Di Bruno Sebastiani
In una intervista
pubblicata su Le
Monde il 20 maggio scorso, Philippe Descola, antropologo francese allievo
di Claude Lévi-Strauss e insegnante al Collège de France, ha dichiarato «Nous
sommes devenus des virus pour la planète» (qui la traduzione in italiano dell’intervista).
Questa affermazione
ricorda da vicino il monologo dell’agente Smith dinanzi a Morpheus nel film
Matrix: “[…] ho capito che voi non siete dei veri mammiferi: tutti i
mammiferi di questo pianeta d’istinto sviluppano un naturale equilibrio con
l’ambiente circostante, cosa che voi umani non fate. Vi insediate in una zona e
vi moltiplicate […] C’è un altro organismo su questo pianeta che adotta
lo stesso comportamento, e sai qual è? Il virus.”
Mentre il discorso dell’agente
Smith rientra nel copione di un film di fantascienza, le argomentazioni di
Philippe Descola poggiano su serie basi scientifiche.
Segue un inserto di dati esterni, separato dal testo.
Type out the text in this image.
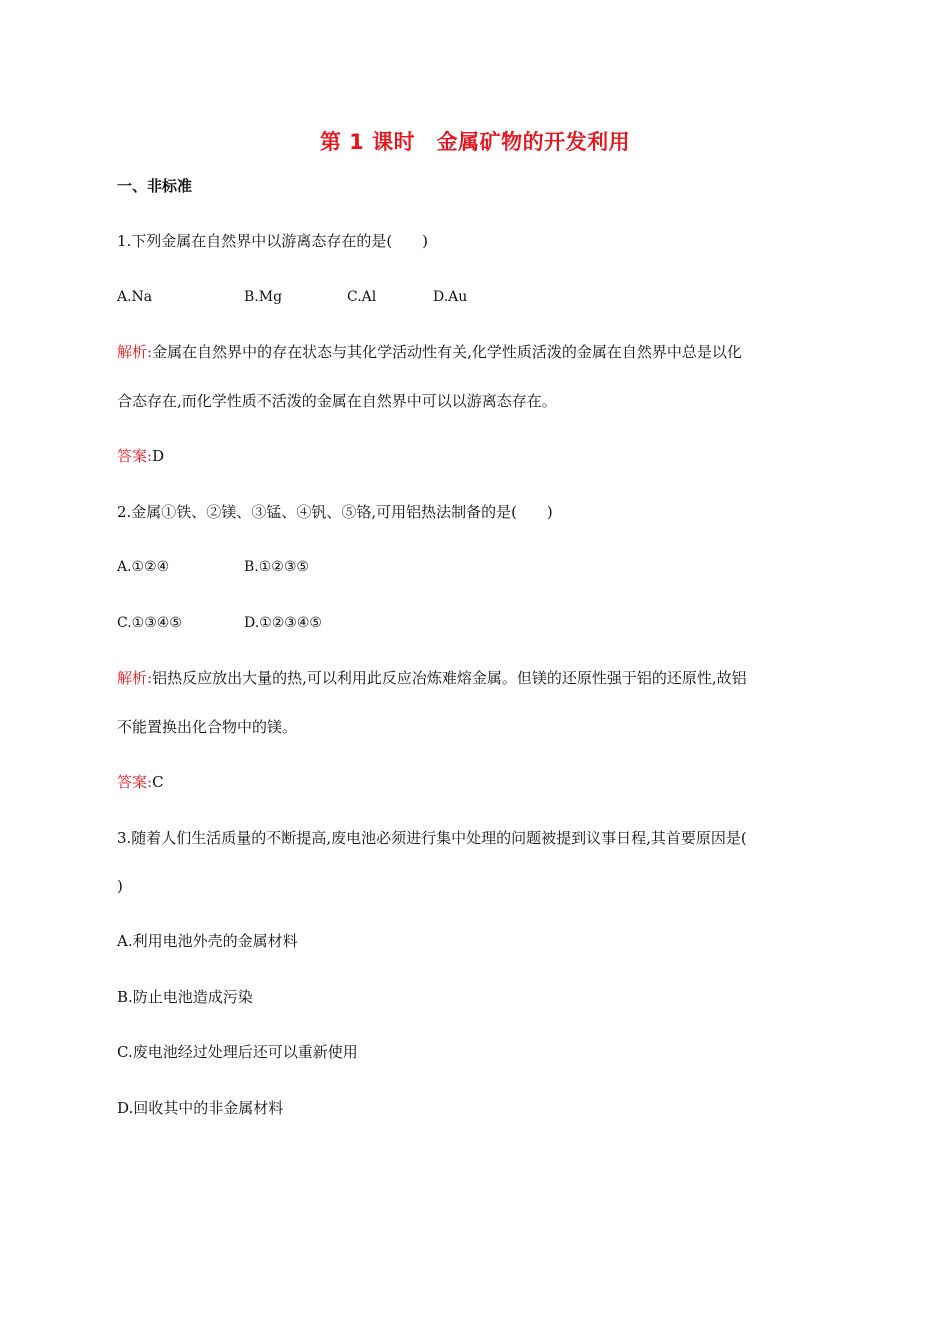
第 1 课时　金属矿物的开发利用
一、非标准
1.下列金属在自然界中以游离态存在的是(　　)
A.Na	B.Mg	C.Al	D.Au
解析:金属在自然界中的存在状态与其化学活动性有关,化学性质活泼的金属在自然界中总是以化
合态存在,而化学性质不活泼的金属在自然界中可以以游离态存在。
答案:D
2.金属①铁、②镁、③锰、④钒、⑤铬,可用铝热法制备的是(　　)
A.①②④	B.①②③⑤
C.①③④⑤	D.①②③④⑤
解析:铝热反应放出大量的热,可以利用此反应冶炼难熔金属。但镁的还原性强于铝的还原性,故铝
不能置换出化合物中的镁。
答案:C
3.随着人们生活质量的不断提高,废电池必须进行集中处理的问题被提到议事日程,其首要原因是(
)
A.利用电池外壳的金属材料
B.防止电池造成污染
C.废电池经过处理后还可以重新使用
D.回收其中的非金属材料
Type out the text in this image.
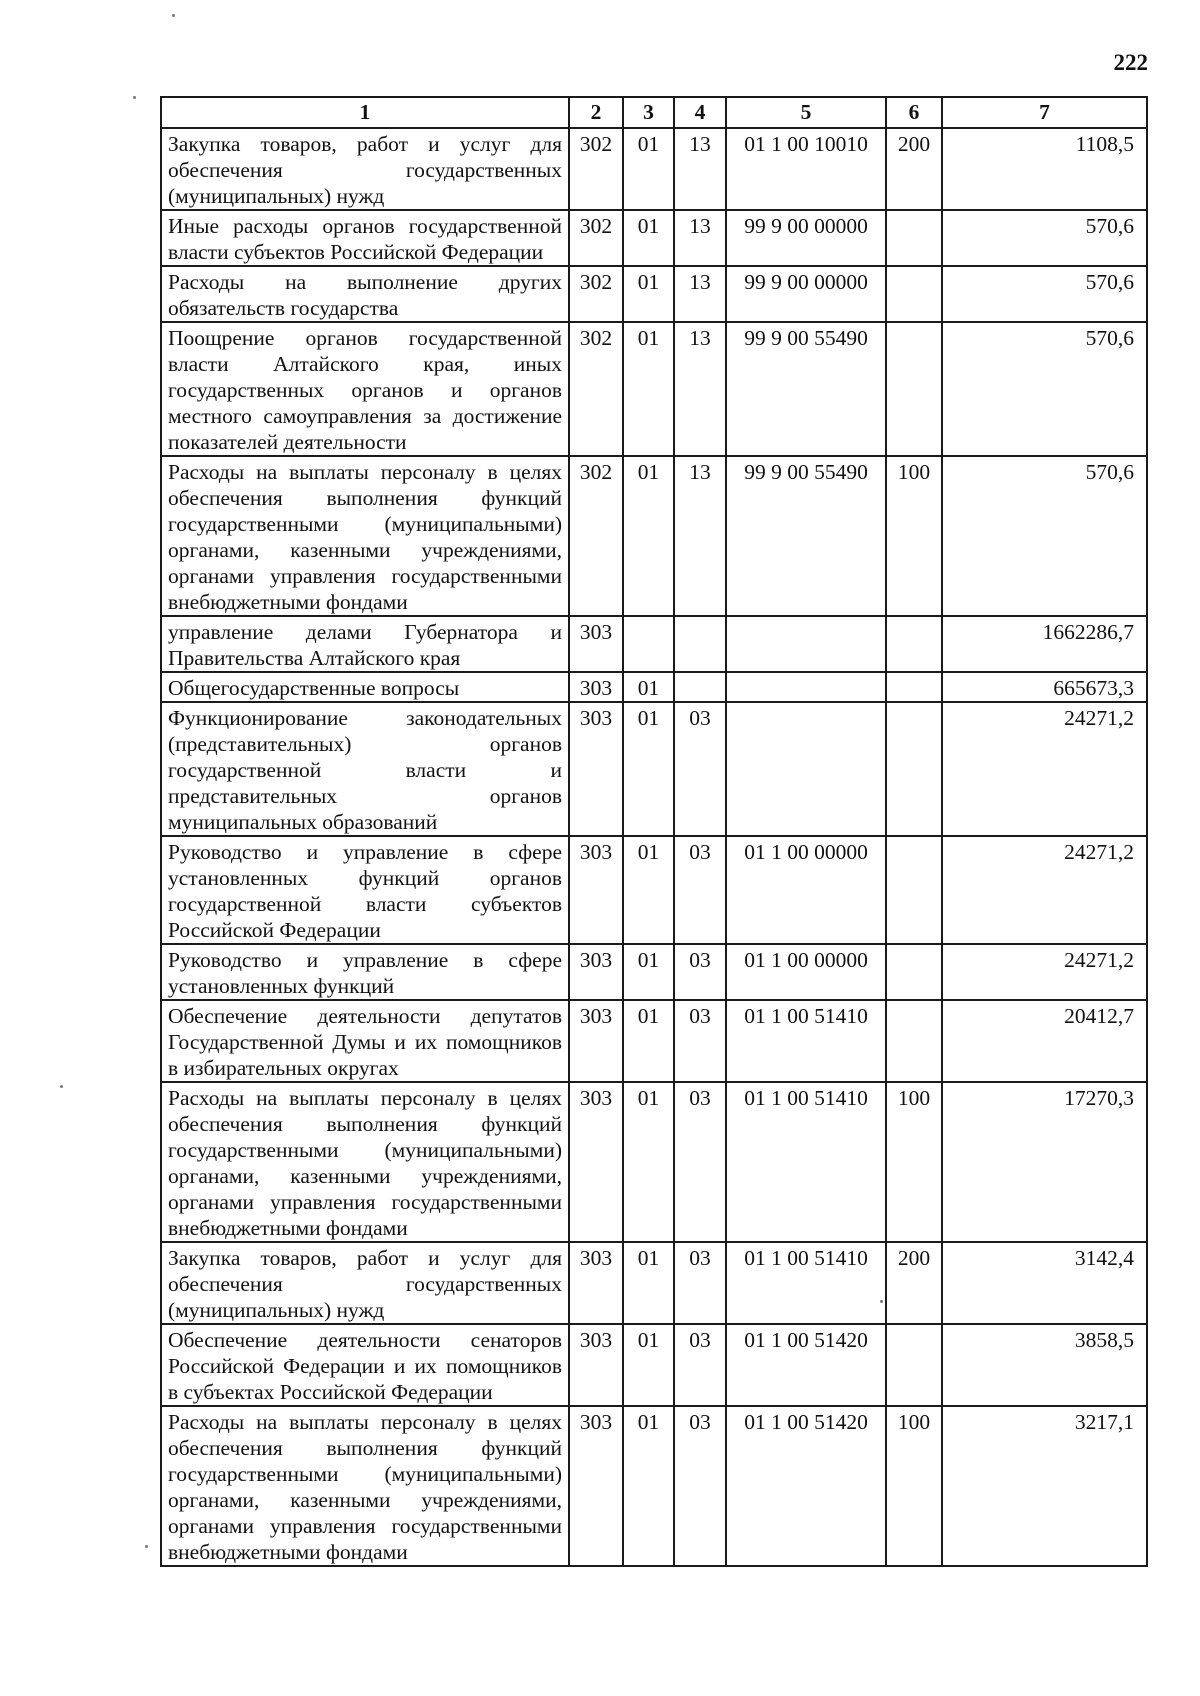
222
1	2	3	4	5	6	7
Закупка товаров, работ и услуг для обеспечения государственных (муниципальных) нужд	302	01	13	01 1 00 10010	200	1108,5
Иные расходы органов государственной власти субъектов Российской Федерации	302	01	13	99 9 00 00000		570,6
Расходы на выполнение других обязательств государства	302	01	13	99 9 00 00000		570,6
Поощрение органов государственной власти Алтайского края, иных государственных органов и органов местного самоуправления за достижение показателей деятельности	302	01	13	99 9 00 55490		570,6
Расходы на выплаты персоналу в целях обеспечения выполнения функций государственными (муниципальными) органами, казенными учреждениями, органами управления государственными внебюджетными фондами	302	01	13	99 9 00 55490	100	570,6
управление делами Губернатора и Правительства Алтайского края	303					1662286,7
Общегосударственные вопросы	303	01				665673,3
Функционирование законодательных (представительных) органов государственной власти и представительных органов муниципальных образований	303	01	03			24271,2
Руководство и управление в сфере установленных функций органов государственной власти субъектов Российской Федерации	303	01	03	01 1 00 00000		24271,2
Руководство и управление в сфере установленных функций	303	01	03	01 1 00 00000		24271,2
Обеспечение деятельности депутатов Государственной Думы и их помощников в избирательных округах	303	01	03	01 1 00 51410		20412,7
Расходы на выплаты персоналу в целях обеспечения выполнения функций государственными (муниципальными) органами, казенными учреждениями, органами управления государственными внебюджетными фондами	303	01	03	01 1 00 51410	100	17270,3
Закупка товаров, работ и услуг для обеспечения государственных (муниципальных) нужд	303	01	03	01 1 00 51410	200	3142,4
Обеспечение деятельности сенаторов Российской Федерации и их помощников в субъектах Российской Федерации	303	01	03	01 1 00 51420		3858,5
Расходы на выплаты персоналу в целях обеспечения выполнения функций государственными (муниципальными) органами, казенными учреждениями, органами управления государственными внебюджетными фондами	303	01	03	01 1 00 51420	100	3217,1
Evidentemente la consapevolezza
della nocività della nostra specie per la biosfera comincia a farsi strada
anche in qualche ambiente accademico e ciò è motivo di soddisfazione per me che
da anni vado costruendo la teoria secondo cui l’essere umano è “il cancro del
pianeta” (il “Cancrismo”).
Sia una definizione (uomo =
virus) sia l’altra (uomo = cellula tumorale) rappresentano delle metafore che
hanno lo scopo di scuotere la coscienza di tutti i candidi “progressisti” che
continuano a predicare la crescita del prodotto interno lordo, della produzione,
dei consumi ecc.
Ma, senza scendere troppo nei
dettagli della mia teoria piuttosto che in quelli di altre, vorrei soffermarmi
sul motivo per cui a mio avviso è più corretto paragonare i nostri simili a
cellule maligne di un organismo vivente, anziché a virus.
Il motivo è tecnico e
illustrarlo può essere utile per comprendere le basi della mia teoria e il
reale significato del cosiddetto “progresso” di cui tanto ci vantiamo.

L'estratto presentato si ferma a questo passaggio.